И верится: всплакнут колокола,
прольётся в руки блеск осенних прядей.
Меня сквозь бред, сквозь годы позови:
ведь не навек же птицы мая скрылись!..
Ведь мы – всего лишь крылья для любви,
изломанные, скомканные крылья.
Но я пройду сквозь тернии в наш дом,
где ты всегда сияешь королевой…
И вырастем из плеч любви вдвоём:
я справа, ну а ты – наверно, слева.
«»»»»»»»»»»»»»»»»»»»»»»»»»»»
* * *
Там, у тебя под юбкой, небо.
Пусти меня – я так хочу летать!
Я так устал пить горькой жизни небыль,
шум поездов и вёсен боль листать.
Да, дни – страницы.
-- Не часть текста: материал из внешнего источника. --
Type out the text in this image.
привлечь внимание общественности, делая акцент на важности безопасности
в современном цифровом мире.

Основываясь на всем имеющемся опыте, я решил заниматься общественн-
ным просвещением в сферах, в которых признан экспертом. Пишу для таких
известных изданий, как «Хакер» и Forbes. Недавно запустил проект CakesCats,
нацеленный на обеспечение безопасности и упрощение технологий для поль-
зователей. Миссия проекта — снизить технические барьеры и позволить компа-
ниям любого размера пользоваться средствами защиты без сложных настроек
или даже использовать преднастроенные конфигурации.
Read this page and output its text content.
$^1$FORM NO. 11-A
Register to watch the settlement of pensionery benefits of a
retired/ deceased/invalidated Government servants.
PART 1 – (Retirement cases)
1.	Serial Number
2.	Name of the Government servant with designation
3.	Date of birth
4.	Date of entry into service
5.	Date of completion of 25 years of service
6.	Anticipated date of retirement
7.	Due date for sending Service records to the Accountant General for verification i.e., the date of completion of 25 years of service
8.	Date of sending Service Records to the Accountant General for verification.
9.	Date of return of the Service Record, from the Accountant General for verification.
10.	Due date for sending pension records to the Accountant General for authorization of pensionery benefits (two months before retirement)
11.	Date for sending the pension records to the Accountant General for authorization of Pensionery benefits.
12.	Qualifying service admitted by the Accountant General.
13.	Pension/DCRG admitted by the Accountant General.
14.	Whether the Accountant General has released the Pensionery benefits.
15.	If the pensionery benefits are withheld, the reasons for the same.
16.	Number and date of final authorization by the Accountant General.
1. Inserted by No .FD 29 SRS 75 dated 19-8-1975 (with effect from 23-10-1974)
Умножая счастье,
умножим неизбежно и печаль.
Но властью осени я назначаю
тебе от ласк – от них одних кричать.
Там, на страницах этих, зреют звёзды.
Как крошки чуда, брось их голубям!
Я сам в тебя налью любовь и воздух –
и сам же выпью, выпью всю тебя.
И вновь дождём наполню. Знаешь, сколько
я для тебя молчаний намолчал:
по снам, капеллам, русским колокольням,
по паутинкам, питерским ночам…
Из них, молчаний, можно сделать небо,
корабликом сложить страницу дня –
пусти его, пускай плывёт, синея…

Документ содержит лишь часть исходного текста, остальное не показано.